Caffeic Acid-Biogenic Amine Complexes Outperform Standard Drugs in Reducing Toxicity: Insights from In Vivo Iron Chelation Studies.

Iron homeostasis imbalance, caused by conditions such as thalassemia, sickle cell anemia, and myocardial infarction, often results in elevated free iron levels, leading to ferroptosis and severe organ damage. While current iron chelators like deferoxamine (DFO) and deferiprone are effective, they are associated with significant side effects, including nephrotoxicity, gastrointestinal bleeding, and liver fibrosis. This creates an urgent need for safer, natural-product-based alternatives for effective iron chelation therapy (ICT). This study investigates caffeic acid (CA)-based complexes with biogenic amines, specifically spermine (CA-Sp) and histidine (CA-His), as potential ICT candidates.
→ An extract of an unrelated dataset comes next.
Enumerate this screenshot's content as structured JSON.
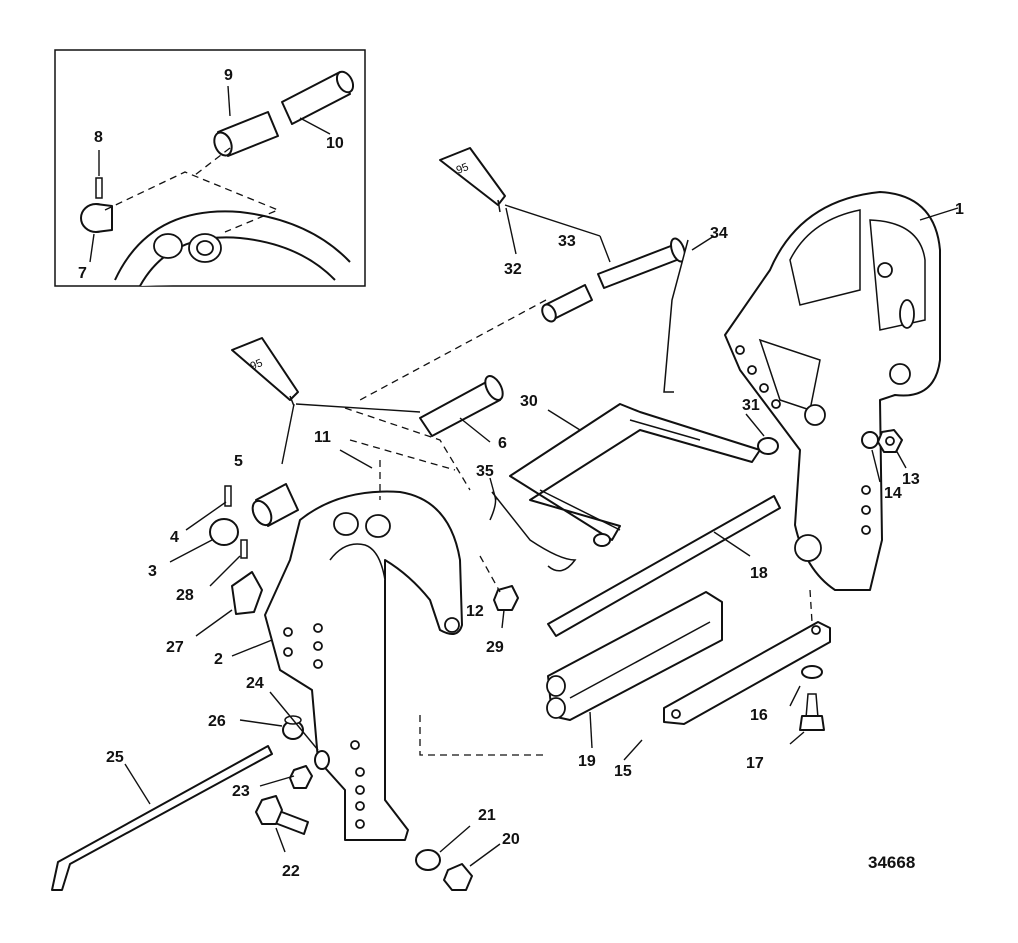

Initial in vitro assays on HEK-293 cells under iron dextran (ID)-induced toxicity have demonstrated their protective effects, with CA-Sp exhibiting superior efficacy. The in vivo studies in mice have further validated their potential, showing remarkable iron chelation and toxicity mitigation compared to DFO. Inductively coupled plasma mass spectrometry (ICP-MS) reveals significant iron excretion in fecal matter in the treatment group along with reductions in serum ferritin levels. The markers of nephrotoxicity (creatinine) and liver function (ALT, AST) have also been shown to be normalized in treated groups, while immunological analyses have revealed restored levels of neutrophils, T cells, and B cells. Additionally, the inflammatory cytokines, TNF-α and IL-6, have exhibited significant reductions, with the CA-based formulations surpassing the effects of DFO. Histological analyses using Prussian blue staining have further confirmed reduced iron deposition in vital organs such as the liver, kidney, and spleen. These findings highlight CA-Sp as a particularly promising candidate for ICT, offering a safer and more effective strategy for managing iron overload and its associated complications.